Drones could benefit the community development department in performing similar tasks, said Chuck Andrews, assistant community development director in the building division. He added that his department could use drones to speed up inspections and improve safety during inspections of potentially unsafe structures – for example, at a home damaged by a fallen tree when it's not clear how structurally sound the dwelling is.
It could also enable staff to do some inspections without relying on contractors' equipment as it currently does when doing inspections at construction sites.
As for the police department, Sgt. Aaron Dixon emphasized that the drones are, essentially, a "camera on a stick" and can offer significant enhancements to officers seeking critical information about their surroundings during crime and emergency situations.
Aerial cameras on a drone can capture the scene of a traffic accident far faster than officers standing on the ground with cameras, who often measure distances by hand with tape measures, he explained. The details at the scene of a collision that would typically shut down a roadway for three hours while officers collect data could be captured in about a half-hour with a drone, he said.
Drones can also be equipped with heat-seeking equipment, which has been used for finding missing people. Dixon cited a February incident in which Fremont police used drone technology to find a deaf teenager who had run away from school and was found hiding in the bushes in the dark.
Drone technology can also help police figure out how to better position themselves for safety if an armed person is in hiding, he added.
The video files recorded by drones would be subject to public record requests, though Dixon confirmed that the department would have the tools to redact records in order not to reveal footage about minors or other people incidentally captured when a drone is used, he said.
The Menlo Park Fire Protection District already has a drone program, as do the nearby cities of Mountain View and Fremont. Dixon said that the program would comply with best practices recommended by the ACLU.

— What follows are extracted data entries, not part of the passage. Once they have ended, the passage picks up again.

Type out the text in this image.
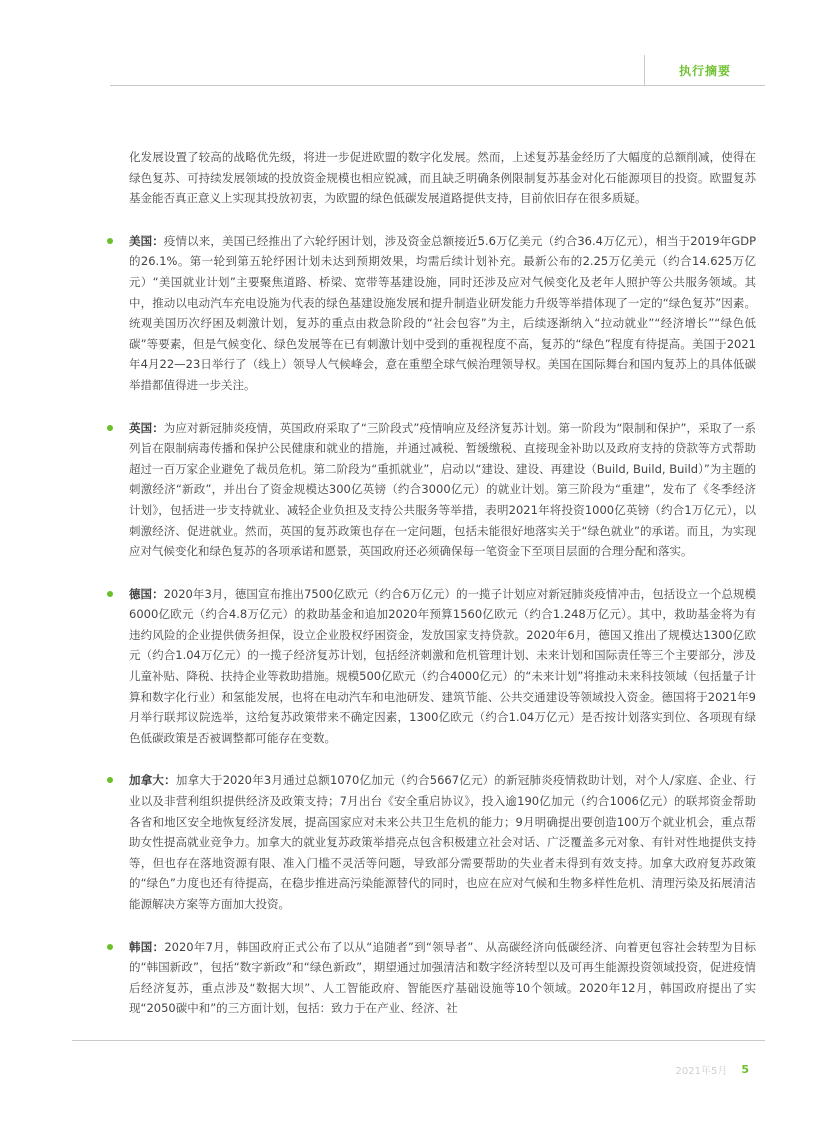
执行摘要

化发展设置了较高的战略优先级，将进一步促进欧盟的数字化发展。然而，上述复苏基金经历了大幅度的总额削减，使得在绿色复苏、可持续发展领域的投放资金规模也相应锐减，而且缺乏明确条例限制复苏基金对化石能源项目的投资。欧盟复苏基金能否真正意义上实现其投放初衷，为欧盟的绿色低碳发展道路提供支持，目前依旧存在很多质疑。

美国：疫情以来，美国已经推出了六轮纾困计划，涉及资金总额接近5.6万亿美元（约合36.4万亿元），相当于2019年GDP的26.1%。第一轮到第五轮纾困计划未达到预期效果，均需后续计划补充。最新公布的2.25万亿美元（约合14.625万亿元）“美国就业计划”主要聚焦道路、桥梁、宽带等基建设施，同时还涉及应对气候变化及老年人照护等公共服务领域。其中，推动以电动汽车充电设施为代表的绿色基建设施发展和提升制造业研发能力升级等举措体现了一定的“绿色复苏”因素。统观美国历次纾困及刺激计划，复苏的重点由救急阶段的“社会包容”为主，后续逐渐纳入“拉动就业”“经济增长”“绿色低碳”等要素，但是气候变化、绿色发展等在已有刺激计划中受到的重视程度不高，复苏的“绿色”程度有待提高。美国于2021年4月22—23日举行了（线上）领导人气候峰会，意在重塑全球气候治理领导权。美国在国际舞台和国内复苏上的具体低碳举措都值得进一步关注。

英国：为应对新冠肺炎疫情，英国政府采取了“三阶段式”疫情响应及经济复苏计划。第一阶段为“限制和保护”，采取了一系列旨在限制病毒传播和保护公民健康和就业的措施，并通过减税、暂缓缴税、直接现金补助以及政府支持的贷款等方式帮助超过一百万家企业避免了裁员危机。第二阶段为“重抓就业”，启动以“建设、建设、再建设（Build, Build, Build）”为主题的刺激经济“新政”，并出台了资金规模达300亿英镑（约合3000亿元）的就业计划。第三阶段为“重建”，发布了《冬季经济计划》，包括进一步支持就业、减轻企业负担及支持公共服务等举措，表明2021年将投资1000亿英镑（约合1万亿元），以刺激经济、促进就业。然而，英国的复苏政策也存在一定问题，包括未能很好地落实关于“绿色就业”的承诺。而且，为实现应对气候变化和绿色复苏的各项承诺和愿景，英国政府还必须确保每一笔资金下至项目层面的合理分配和落实。

德国：2020年3月，德国宣布推出7500亿欧元（约合6万亿元）的一揽子计划应对新冠肺炎疫情冲击，包括设立一个总规模6000亿欧元（约合4.8万亿元）的救助基金和追加2020年预算1560亿欧元（约合1.248万亿元）。其中，救助基金将为有违约风险的企业提供债务担保，设立企业股权纾困资金，发放国家支持贷款。2020年6月，德国又推出了规模达1300亿欧元（约合1.04万亿元）的一揽子经济复苏计划，包括经济刺激和危机管理计划、未来计划和国际责任等三个主要部分，涉及儿童补贴、降税、扶持企业等救助措施。规模500亿欧元（约合4000亿元）的“未来计划”将推动未来科技领域（包括量子计算和数字化行业）和氢能发展，也将在电动汽车和电池研发、建筑节能、公共交通建设等领域投入资金。德国将于2021年9月举行联邦议院选举，这给复苏政策带来不确定因素，1300亿欧元（约合1.04万亿元）是否按计划落实到位、各项现有绿色低碳政策是否被调整都可能存在变数。

加拿大：加拿大于2020年3月通过总额1070亿加元（约合5667亿元）的新冠肺炎疫情救助计划，对个人/家庭、企业、行业以及非营利组织提供经济及政策支持；7月出台《安全重启协议》，投入逾190亿加元（约合1006亿元）的联邦资金帮助各省和地区安全地恢复经济发展，提高国家应对未来公共卫生危机的能力；9月明确提出要创造100万个就业机会，重点帮助女性提高就业竞争力。加拿大的就业复苏政策举措亮点包含积极建立社会对话、广泛覆盖多元对象、有针对性地提供支持等，但也存在落地资源有限、准入门槛不灵活等问题，导致部分需要帮助的失业者未得到有效支持。加拿大政府复苏政策的“绿色”力度也还有待提高，在稳步推进高污染能源替代的同时，也应在应对气候和生物多样性危机、清理污染及拓展清洁能源解决方案等方面加大投资。

韩国：2020年7月，韩国政府正式公布了以从“追随者”到“领导者”、从高碳经济向低碳经济、向着更包容社会转型为目标的“韩国新政”，包括“数字新政”和“绿色新政”，期望通过加强清洁和数字经济转型以及可再生能源投资领域投资，促进疫情后经济复苏，重点涉及“数据大坝”、人工智能政府、智能医疗基础设施等10个领域。2020年12月，韩国政府提出了实现“2050碳中和”的三方面计划，包括：致力于在产业、经济、社

2021年5月 5
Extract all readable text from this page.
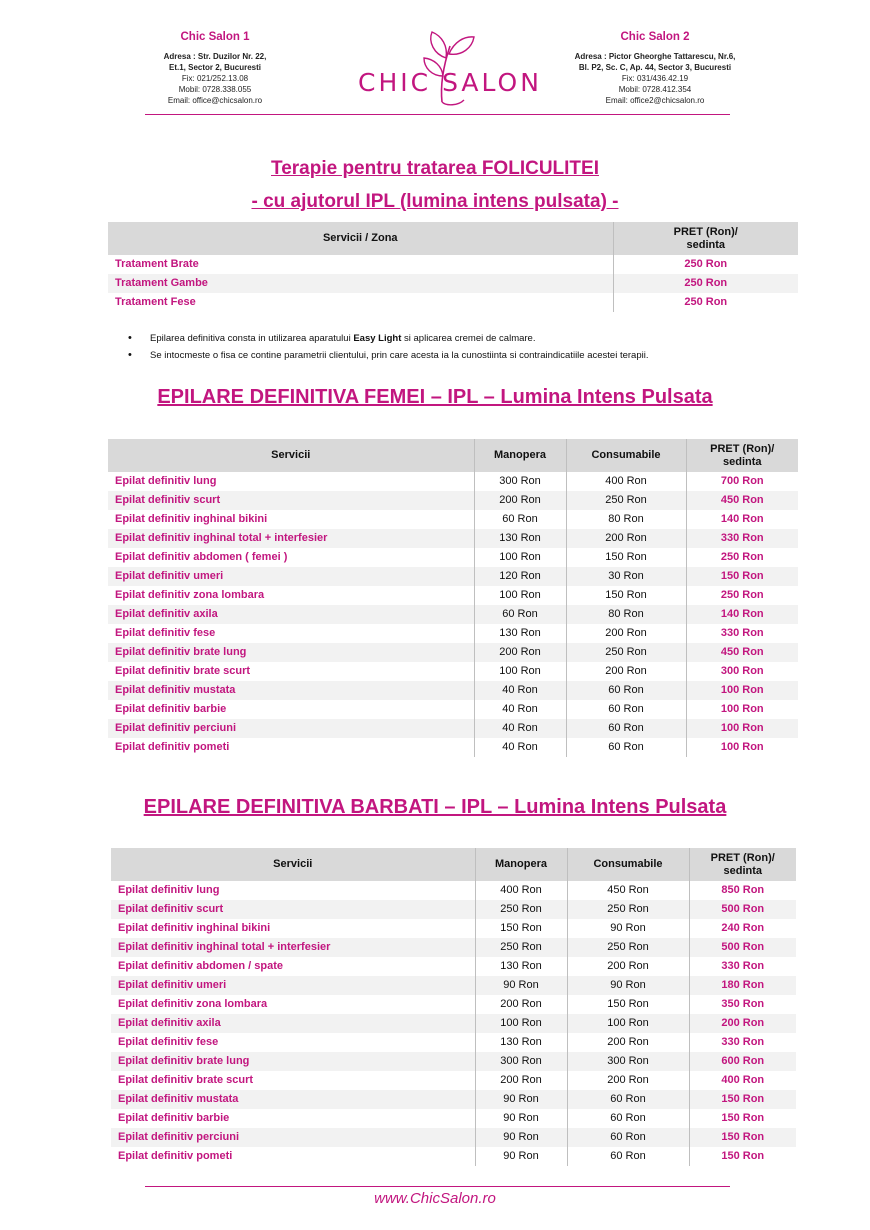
Chic Salon 1
Adresa : Str. Duzilor Nr. 22,
Et.1, Sector 2, Bucuresti
Fix: 021/252.13.08
Mobil: 0728.338.055
Email: office@chicsalon.ro
CHIC SALON
Chic Salon 2
Adresa : Pictor Gheorghe Tattarescu, Nr.6,
Bl. P2, Sc. C, Ap. 44, Sector 3, Bucuresti
Fix: 031/436.42.19
Mobil: 0728.412.354
Email: office2@chicsalon.ro
Terapie pentru tratarea FOLICULITEI
- cu ajutorul IPL (lumina intens pulsata) -
Servicii / Zona	PRET (Ron)/
sedinta
Tratament Brate	250 Ron
Tratament Gambe	250 Ron
Tratament Fese	250 Ron
• Epilarea definitiva consta in utilizarea aparatului Easy Light si aplicarea cremei de calmare.
• Se intocmeste o fisa ce contine parametrii clientului, prin care acesta ia la cunostiinta si contraindicatiile acestei terapii.
EPILARE DEFINITIVA FEMEI – IPL – Lumina Intens Pulsata
Servicii	Manopera	Consumabile	PRET (Ron)/
sedinta
Epilat definitiv lung	300 Ron	400 Ron	700 Ron
Epilat definitiv scurt	200 Ron	250 Ron	450 Ron
Epilat definitiv inghinal bikini	60 Ron	80 Ron	140 Ron
Epilat definitiv inghinal total + interfesier	130 Ron	200 Ron	330 Ron
Epilat definitiv abdomen ( femei )	100 Ron	150 Ron	250 Ron
Epilat definitiv umeri	120 Ron	30 Ron	150 Ron
Epilat definitiv zona lombara	100 Ron	150 Ron	250 Ron
Epilat definitiv axila	60 Ron	80 Ron	140 Ron
Epilat definitiv fese	130 Ron	200 Ron	330 Ron
Epilat definitiv brate lung	200 Ron	250 Ron	450 Ron
Epilat definitiv brate scurt	100 Ron	200 Ron	300 Ron
Epilat definitiv mustata	40 Ron	60 Ron	100 Ron
Epilat definitiv barbie	40 Ron	60 Ron	100 Ron
Epilat definitiv perciuni	40 Ron	60 Ron	100 Ron
Epilat definitiv pometi	40 Ron	60 Ron	100 Ron
EPILARE DEFINITIVA BARBATI – IPL – Lumina Intens Pulsata
Servicii	Manopera	Consumabile	PRET (Ron)/
sedinta
Epilat definitiv lung	400 Ron	450 Ron	850 Ron
Epilat definitiv scurt	250 Ron	250 Ron	500 Ron
Epilat definitiv inghinal bikini	150 Ron	90 Ron	240 Ron
Epilat definitiv inghinal total + interfesier	250 Ron	250 Ron	500 Ron
Epilat definitiv abdomen / spate	130 Ron	200 Ron	330 Ron
Epilat definitiv umeri	90 Ron	90 Ron	180 Ron
Epilat definitiv zona lombara	200 Ron	150 Ron	350 Ron
Epilat definitiv axila	100 Ron	100 Ron	200 Ron
Epilat definitiv fese	130 Ron	200 Ron	330 Ron
Epilat definitiv brate lung	300 Ron	300 Ron	600 Ron
Epilat definitiv brate scurt	200 Ron	200 Ron	400 Ron
Epilat definitiv mustata	90 Ron	60 Ron	150 Ron
Epilat definitiv barbie	90 Ron	60 Ron	150 Ron
Epilat definitiv perciuni	90 Ron	60 Ron	150 Ron
Epilat definitiv pometi	90 Ron	60 Ron	150 Ron
www.ChicSalon.ro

Privacy and other concerns
But with airborne cameras and video recording equipment, personal privacy can easily be violated, especially because the higher a drone goes, the more information it can capture. What's to prevent footage of people in their backyard or other private spaces from winding up in a police video record somewhere? That's an uneasy question some members of the public and council members said they want answered.
Several attendees of the discussion raised further concerns with the proposal. Pam Jones noted that cities with drone programs are typically far larger than Menlo Park and pushed for more public outreach, as well as public notification when drones are used.
Adina Levin, a member of the city's Complete Streets Commission, said she had "significant civil liberty concerns," such as what might happen if a resident calls the police about a "suspicious person" who is in fact just an African American walking down the street and a drone becomes a surveillance tool. She suggested that experts be brought in to make sure that fair policies are in place to protect privacy.
Smitha Gundavajhala, program coordinator at the Youth Leadership Institute in San Mateo, urged the council to support strong penalties in cases of abuse to deter improper invasions of privacy or civil liberty violations with the use of drones.
"With great power comes great responsibility," she said.
Generally, council members were open to the idea of some level of drone use in the city, though these positions varied. Councilwoman Betsy Nash and Vice Mayor Cecilia Taylor said they were not supportive of using drones for policing, but did support drones' use for public works and community development purposes.
"For me, the use cases are great. I just want to have discussion about what the guard rails are," said Mayor Ray Mueller, who asked that city staff come back with a drone program expert and clearer policies on acceptable uses of the drones and relevant software applications, as well as more information about how many human-hours of work that drone use could save.
Councilman Drew Combs added that he was "supportive of moving to the next step." And Councilwoman Catherine Carlton said she'd like to see more details about privacy and best practices, but noted, "I think we should be able to work out the details."